New on LowEndTalk? Please Register and read our Community Rules.
All new Registrations are manually reviewed and approved, so a short delay after registration may occur before your account becomes active.
All new Registrations are manually reviewed and approved, so a short delay after registration may occur before your account becomes active.
How would YOU achieve 100% uptime?
Greetings,
I bring to your attention a subject which I find to lack popularity. I'd appreciate if you could share the setup that you have personally tested or even better, already implemented.
You have 2 servers, dedicated or VPS's spread around the globe. Or at least not in the same datacenter. What is your solution of having literally no downtime during hard times?
It is frustrating to experience downtime for personal servers and up to extreme annoyance for production servers. Your hints or actual setups will be greatly appreciated.
PS: if this has been discussed already, please point me to the thread; I have failed to find one as such.
Comments
100% is a myth or to expensive. Everybody has downtime at some point.
Redundant DNS servers, round robin DNS, and high availability proxies! It all depends on what 100% uptime means to you, for example if my servers and backups are available to me when I need them - that's fine for me!
Round robin DNS wouldn't cause ~50% of requests to fail?
So a 3rd "master" server is necessary to point to one of the available servers.
./god/configure --disable-downtime --prefix=/proc/heaven && cd god && make && make install
Not normally, most browsers and such are smart enough to go to the next IP.
If the master server is down, the slaves still serve DNS requests.
Go with ColoCrossing ? lol
ColoCrossing is a myth.
If I had an actual business need for 100%, anycast with VRRP/CARP on the local side + some sort of load balancing would probably be the way to go.
pfsync with pf if a firewall is required locally, et al.
Even with failover setup, etc. there is still some technical time needed for the switchover to happen. So zero downtime is not possible, but achieving small maximum downtime (a couple of minutes or so) should be possible.
Depends on what kind of switchover you're talking about.
DNS based ones, absolutely. Routing based ones where multiple routes existed to multiple fully redundant gateways? Nope.
@Wintereise even if you anycast it and withdraw the routes for one of the locations from BGP, there is still some time needed for the routes to reconverge.

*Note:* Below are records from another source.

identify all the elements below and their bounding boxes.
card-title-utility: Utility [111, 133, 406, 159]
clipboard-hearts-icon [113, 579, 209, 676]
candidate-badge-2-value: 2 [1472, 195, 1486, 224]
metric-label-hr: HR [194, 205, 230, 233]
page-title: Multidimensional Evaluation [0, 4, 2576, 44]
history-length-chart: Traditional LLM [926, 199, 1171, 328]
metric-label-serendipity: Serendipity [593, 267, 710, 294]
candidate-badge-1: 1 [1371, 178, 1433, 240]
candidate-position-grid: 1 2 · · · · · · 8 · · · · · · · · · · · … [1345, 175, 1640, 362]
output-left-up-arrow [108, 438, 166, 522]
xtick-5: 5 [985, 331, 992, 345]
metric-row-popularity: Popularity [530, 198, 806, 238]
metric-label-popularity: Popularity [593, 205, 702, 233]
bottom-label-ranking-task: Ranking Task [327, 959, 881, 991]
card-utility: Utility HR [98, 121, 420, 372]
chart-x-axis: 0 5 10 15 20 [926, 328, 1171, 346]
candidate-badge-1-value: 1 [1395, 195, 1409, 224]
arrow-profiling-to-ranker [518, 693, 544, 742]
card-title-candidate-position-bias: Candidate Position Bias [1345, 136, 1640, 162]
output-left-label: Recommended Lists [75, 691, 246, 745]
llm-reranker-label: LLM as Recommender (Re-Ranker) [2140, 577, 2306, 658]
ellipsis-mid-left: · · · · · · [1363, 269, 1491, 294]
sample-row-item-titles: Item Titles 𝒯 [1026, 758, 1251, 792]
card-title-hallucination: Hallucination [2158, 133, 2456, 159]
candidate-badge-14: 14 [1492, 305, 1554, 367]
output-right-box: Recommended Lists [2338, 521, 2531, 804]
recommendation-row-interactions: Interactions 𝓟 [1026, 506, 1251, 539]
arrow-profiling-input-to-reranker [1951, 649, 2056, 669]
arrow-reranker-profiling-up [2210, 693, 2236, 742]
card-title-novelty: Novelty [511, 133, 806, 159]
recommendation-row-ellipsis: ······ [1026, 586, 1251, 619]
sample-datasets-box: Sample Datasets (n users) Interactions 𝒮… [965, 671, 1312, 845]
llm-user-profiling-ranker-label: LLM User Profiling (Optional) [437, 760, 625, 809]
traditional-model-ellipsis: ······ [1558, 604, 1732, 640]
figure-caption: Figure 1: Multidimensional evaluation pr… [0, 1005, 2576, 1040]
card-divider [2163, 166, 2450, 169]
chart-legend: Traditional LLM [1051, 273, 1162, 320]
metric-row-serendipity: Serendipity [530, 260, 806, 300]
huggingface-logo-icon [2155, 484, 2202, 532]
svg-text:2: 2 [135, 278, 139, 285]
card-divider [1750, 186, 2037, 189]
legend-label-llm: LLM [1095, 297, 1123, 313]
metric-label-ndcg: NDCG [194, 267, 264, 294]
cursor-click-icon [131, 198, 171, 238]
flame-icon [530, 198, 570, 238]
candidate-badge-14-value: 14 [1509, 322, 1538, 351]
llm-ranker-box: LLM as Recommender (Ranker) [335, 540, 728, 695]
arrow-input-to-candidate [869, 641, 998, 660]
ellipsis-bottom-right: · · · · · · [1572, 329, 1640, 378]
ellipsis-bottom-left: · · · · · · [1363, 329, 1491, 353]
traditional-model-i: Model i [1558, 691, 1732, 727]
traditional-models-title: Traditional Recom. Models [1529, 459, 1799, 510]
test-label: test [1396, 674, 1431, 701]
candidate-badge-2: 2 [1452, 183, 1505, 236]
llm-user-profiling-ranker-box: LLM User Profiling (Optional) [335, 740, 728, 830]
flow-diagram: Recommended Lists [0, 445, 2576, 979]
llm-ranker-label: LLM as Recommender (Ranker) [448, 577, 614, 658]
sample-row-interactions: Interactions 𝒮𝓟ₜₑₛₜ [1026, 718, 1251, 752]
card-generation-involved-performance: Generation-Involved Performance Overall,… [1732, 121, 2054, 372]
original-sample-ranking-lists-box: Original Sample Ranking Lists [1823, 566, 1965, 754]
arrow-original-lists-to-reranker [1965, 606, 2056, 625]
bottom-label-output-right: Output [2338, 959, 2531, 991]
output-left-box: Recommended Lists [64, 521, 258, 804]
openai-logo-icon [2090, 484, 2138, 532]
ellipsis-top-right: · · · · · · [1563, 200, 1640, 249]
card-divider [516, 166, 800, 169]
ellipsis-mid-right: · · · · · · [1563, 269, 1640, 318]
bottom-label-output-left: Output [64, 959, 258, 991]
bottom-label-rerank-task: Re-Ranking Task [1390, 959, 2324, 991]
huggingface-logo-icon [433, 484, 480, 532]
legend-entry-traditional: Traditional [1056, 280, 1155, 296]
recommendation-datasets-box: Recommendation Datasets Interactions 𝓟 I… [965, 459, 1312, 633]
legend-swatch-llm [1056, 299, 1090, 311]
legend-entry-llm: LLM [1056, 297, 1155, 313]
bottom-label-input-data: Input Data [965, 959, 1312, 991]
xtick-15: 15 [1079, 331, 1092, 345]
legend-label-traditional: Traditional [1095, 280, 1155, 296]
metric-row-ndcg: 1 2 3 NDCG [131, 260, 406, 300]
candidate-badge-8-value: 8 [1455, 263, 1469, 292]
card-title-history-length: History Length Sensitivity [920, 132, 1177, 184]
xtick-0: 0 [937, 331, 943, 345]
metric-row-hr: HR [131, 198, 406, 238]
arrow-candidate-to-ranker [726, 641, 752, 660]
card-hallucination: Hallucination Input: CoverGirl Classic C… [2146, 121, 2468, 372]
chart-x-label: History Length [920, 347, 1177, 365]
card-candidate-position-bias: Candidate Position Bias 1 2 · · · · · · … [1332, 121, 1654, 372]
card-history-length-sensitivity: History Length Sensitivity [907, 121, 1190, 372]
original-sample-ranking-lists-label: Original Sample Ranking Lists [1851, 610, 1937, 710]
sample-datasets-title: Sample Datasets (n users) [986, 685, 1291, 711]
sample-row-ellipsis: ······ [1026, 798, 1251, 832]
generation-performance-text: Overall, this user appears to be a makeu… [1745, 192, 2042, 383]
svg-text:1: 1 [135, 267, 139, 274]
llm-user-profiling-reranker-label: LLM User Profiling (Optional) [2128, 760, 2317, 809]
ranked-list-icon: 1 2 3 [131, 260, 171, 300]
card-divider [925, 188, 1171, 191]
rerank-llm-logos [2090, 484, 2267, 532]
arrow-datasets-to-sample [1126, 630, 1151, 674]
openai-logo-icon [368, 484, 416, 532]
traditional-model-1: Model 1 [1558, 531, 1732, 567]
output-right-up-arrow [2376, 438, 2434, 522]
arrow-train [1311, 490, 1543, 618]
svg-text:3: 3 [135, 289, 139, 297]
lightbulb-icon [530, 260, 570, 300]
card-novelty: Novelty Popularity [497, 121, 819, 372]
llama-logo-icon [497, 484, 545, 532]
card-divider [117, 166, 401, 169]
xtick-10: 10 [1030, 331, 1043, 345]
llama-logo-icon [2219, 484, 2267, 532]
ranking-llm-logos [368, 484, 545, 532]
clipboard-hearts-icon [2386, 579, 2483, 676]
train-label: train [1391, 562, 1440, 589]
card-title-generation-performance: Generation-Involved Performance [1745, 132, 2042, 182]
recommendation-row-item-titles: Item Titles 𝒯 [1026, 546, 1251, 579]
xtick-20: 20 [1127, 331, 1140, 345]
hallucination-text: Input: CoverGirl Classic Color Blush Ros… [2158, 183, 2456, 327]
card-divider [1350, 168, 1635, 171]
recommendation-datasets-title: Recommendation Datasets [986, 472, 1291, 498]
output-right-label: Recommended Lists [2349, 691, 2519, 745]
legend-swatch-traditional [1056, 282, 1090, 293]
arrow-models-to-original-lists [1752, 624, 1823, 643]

BGP updates are not instant.
The point is that routes should never have to be withdrawn, so reconvergence should never happen -- period.
This part is easily accomplishable with redundant edge/border routing and some sort of redundancy protocol like HSRP/VRRP/CARP. Use diverse fiber paths, if possible different buildings to house core gear and you're very likely to be on the way to a full 100%.
Now, of course, if a Tornado knocks down a whole city, then you're gonna have to deal with reconvergence -- but the likelihood of that happening is little to nil on most dcs, and in those cases, I think a few seconds to reconverge is perfectly acceptable.
In previous work we had 2 DC's (small ish) side by side with fiber between them for the SAN <> SAN replication (these were $250,000 EMC SANS) with, cross site clusters that could take something silly like an 8 in 10 failure before service was impacted etc.
This was a money is no object project, probably cost about $15,000,000 for file storage/ app hosting and email that simply could not go down.
It was based on an island, the amount of cables ran with different carriers was insane.
Sadly about 2 weeks after it was signed off as complete the whole island lost power, due to an offshore disaster, after 4 days of people literally running backwards and forwards night and day with diesel for the generators a fire broke out and the whole thing completely failed.
So nothing is 100% because something will always happen, it is fair to say it is achievable but only with good luck
That is why I like lowendspirit, €13.00 p/year for 5 x servers in different countries/ DC's with HAproxy for fail-over so even if 4/5 DC's blew up at the same time you would still stay up
In the above example had they taken the initial advice and replicated it with the mainland this would not have happened but I think it was an extra $7,000,000 for the cross connect run under the water.
Even if you go to extremes for redundancies at your end, your upstreams will fail you sooner or later. They all do services affecting maintenances some times. And they all screw up without any warning sometimes. I've seen this from all kind of carriers - both premium like Level3 or shitty like Cogent. So reconvergence will be necessary sometimes. It is unavoidable. And since IP is a "best effort" protocol - it's OK too, you just have to accept it. You can minimize it, but can never 100% guarantee that it won't happen.
Correct, all I'm trying to say is that it's possible to minimize that window down to near zero levels.
A downtime that nobody noticed isn't a downtime, etc
@Blanoz:
http://lowendtalk.com/discussion/comment/647333/#Comment_647333
http://lowendtalk.com/discussion/comment/647405/#Comment_647405
I'd definately use proxies and go multisite, will always beat a single location no matter how good the hardware/UPS/generators/etc.